Hey all you greenup guys, besides me lol

Where are you getting your minnows, anywhere close...I always make a run north to paint creek and stock up, but someone said there is a bait shop close to greenup now that keeps minnows all winter....HELP me please


----------



## Dm32 (Mar 2, 2011)

Big cat bait shack on 140 2 miles past ashley corner 20minutes from the dam has minnows all year
Has any supplies you will need. Nice little shop 


Outdoor Hub mobile, the outdoor information engine


----------



## jkeeney20 (Mar 21, 2006)

how far from 52? or how close to Gampps? Thanks


----------



## Daveo76 (Apr 14, 2004)

You probably mean Fishercreekrick's place 5 minutes past the dam
DMS bait&tackle
168 SR827
606-473-9764
Turn left off the bridge on 23 and it's on the right WELL MARKED
Georges' address at Big Cat
6793 SR140


----------



## terryit3 (Jul 15, 2011)

Yep, DMS is closer to Greenup, and Rick is an active poster/tutor on this board 

Big Cat is about 5 minutes past Gampps and carry minnows all year long for $1 a dozen. 

I always go to Big Cat cause it's 1 mile from my house, but I stop at DMS when I can.

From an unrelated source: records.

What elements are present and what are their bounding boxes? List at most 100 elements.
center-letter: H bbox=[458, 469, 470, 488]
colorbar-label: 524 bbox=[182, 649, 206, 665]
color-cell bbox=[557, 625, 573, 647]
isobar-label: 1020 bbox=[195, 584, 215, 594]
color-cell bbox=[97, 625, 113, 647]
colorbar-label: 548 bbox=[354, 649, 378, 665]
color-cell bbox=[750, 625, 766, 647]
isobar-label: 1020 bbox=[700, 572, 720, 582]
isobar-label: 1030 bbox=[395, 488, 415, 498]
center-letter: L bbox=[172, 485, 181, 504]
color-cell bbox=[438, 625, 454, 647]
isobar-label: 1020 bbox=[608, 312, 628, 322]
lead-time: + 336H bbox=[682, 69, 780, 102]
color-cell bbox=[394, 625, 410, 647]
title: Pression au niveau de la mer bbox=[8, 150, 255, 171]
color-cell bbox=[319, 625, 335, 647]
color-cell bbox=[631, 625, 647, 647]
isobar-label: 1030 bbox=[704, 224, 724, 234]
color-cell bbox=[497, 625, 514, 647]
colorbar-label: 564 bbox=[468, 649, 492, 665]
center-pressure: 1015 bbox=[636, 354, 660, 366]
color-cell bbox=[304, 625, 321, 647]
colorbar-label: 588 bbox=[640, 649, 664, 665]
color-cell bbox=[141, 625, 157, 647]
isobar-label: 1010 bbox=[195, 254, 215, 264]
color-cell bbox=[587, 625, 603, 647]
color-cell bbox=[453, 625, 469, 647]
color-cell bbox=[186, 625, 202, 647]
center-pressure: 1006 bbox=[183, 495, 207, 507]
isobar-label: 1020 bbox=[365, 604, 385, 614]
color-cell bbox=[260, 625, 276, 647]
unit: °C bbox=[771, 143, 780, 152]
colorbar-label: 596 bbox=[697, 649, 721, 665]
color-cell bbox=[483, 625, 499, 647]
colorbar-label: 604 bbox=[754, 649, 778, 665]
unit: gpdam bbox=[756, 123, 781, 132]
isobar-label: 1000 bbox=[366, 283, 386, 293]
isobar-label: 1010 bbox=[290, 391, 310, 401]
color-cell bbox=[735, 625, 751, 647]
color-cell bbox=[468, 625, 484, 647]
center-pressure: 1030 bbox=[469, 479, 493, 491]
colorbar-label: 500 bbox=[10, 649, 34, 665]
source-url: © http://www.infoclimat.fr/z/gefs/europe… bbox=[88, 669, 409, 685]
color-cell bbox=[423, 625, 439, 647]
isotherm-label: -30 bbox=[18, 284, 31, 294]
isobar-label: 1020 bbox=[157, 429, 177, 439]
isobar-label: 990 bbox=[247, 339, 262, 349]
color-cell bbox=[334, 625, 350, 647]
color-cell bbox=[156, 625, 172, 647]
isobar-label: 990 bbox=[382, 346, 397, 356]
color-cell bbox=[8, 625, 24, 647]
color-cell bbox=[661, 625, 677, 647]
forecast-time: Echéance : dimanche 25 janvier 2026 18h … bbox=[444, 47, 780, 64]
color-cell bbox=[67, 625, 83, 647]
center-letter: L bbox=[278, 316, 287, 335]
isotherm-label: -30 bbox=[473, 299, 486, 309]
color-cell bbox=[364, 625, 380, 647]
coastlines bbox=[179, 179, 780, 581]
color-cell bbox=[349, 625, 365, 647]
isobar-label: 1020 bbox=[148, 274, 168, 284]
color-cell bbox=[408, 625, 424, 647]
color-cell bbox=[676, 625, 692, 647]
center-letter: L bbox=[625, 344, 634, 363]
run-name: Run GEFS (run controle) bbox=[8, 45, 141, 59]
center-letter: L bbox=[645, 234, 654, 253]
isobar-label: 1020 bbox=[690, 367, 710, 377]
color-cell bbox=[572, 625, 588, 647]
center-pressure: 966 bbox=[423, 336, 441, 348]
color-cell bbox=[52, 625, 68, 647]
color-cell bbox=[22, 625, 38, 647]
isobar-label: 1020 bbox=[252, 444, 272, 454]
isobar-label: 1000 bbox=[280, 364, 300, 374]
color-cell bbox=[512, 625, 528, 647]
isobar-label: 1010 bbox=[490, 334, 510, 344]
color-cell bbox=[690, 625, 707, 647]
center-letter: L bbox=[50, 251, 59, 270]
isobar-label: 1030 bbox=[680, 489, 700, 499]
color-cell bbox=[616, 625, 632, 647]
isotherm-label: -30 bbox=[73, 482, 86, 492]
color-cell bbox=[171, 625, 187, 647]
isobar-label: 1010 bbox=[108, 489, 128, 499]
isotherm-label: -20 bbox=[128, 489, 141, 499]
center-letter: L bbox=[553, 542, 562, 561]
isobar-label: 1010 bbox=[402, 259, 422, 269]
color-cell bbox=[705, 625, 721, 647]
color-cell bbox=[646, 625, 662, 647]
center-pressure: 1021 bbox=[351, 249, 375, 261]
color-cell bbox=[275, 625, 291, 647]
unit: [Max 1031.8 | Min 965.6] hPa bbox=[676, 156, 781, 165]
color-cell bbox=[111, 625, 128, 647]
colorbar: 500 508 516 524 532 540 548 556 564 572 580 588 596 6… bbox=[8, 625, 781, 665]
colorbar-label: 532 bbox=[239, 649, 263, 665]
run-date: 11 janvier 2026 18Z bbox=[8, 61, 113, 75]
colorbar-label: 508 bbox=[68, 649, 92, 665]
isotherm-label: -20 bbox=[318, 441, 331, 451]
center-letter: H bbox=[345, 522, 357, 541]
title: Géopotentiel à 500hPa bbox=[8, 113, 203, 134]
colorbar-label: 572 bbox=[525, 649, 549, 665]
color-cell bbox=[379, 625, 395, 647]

Posted using Outdoor Hub Campfire


----------



## Doboy (Oct 13, 2008)

terryit3 said:


> Big Cat is about 5 minutes past Gampps and carry *minnows all year long for $1 a dozen. *
> 
> YOU SAID
> ONE (1) Dollar a DOZEN??? I'd give him ALL of my business too!
> ...


----------



## Daveo76 (Apr 14, 2004)

We only have the 2 shops around and we usually need what walmart or someone has to offer. So George at Big Cat and Rick at DMS like to take care of us. A big bonus is they both love to river fish so they know exactly what we need. They have both even brought us tackle to the river. Now what kind of service is that?? I think George sells nightcrawlers $1.25


----------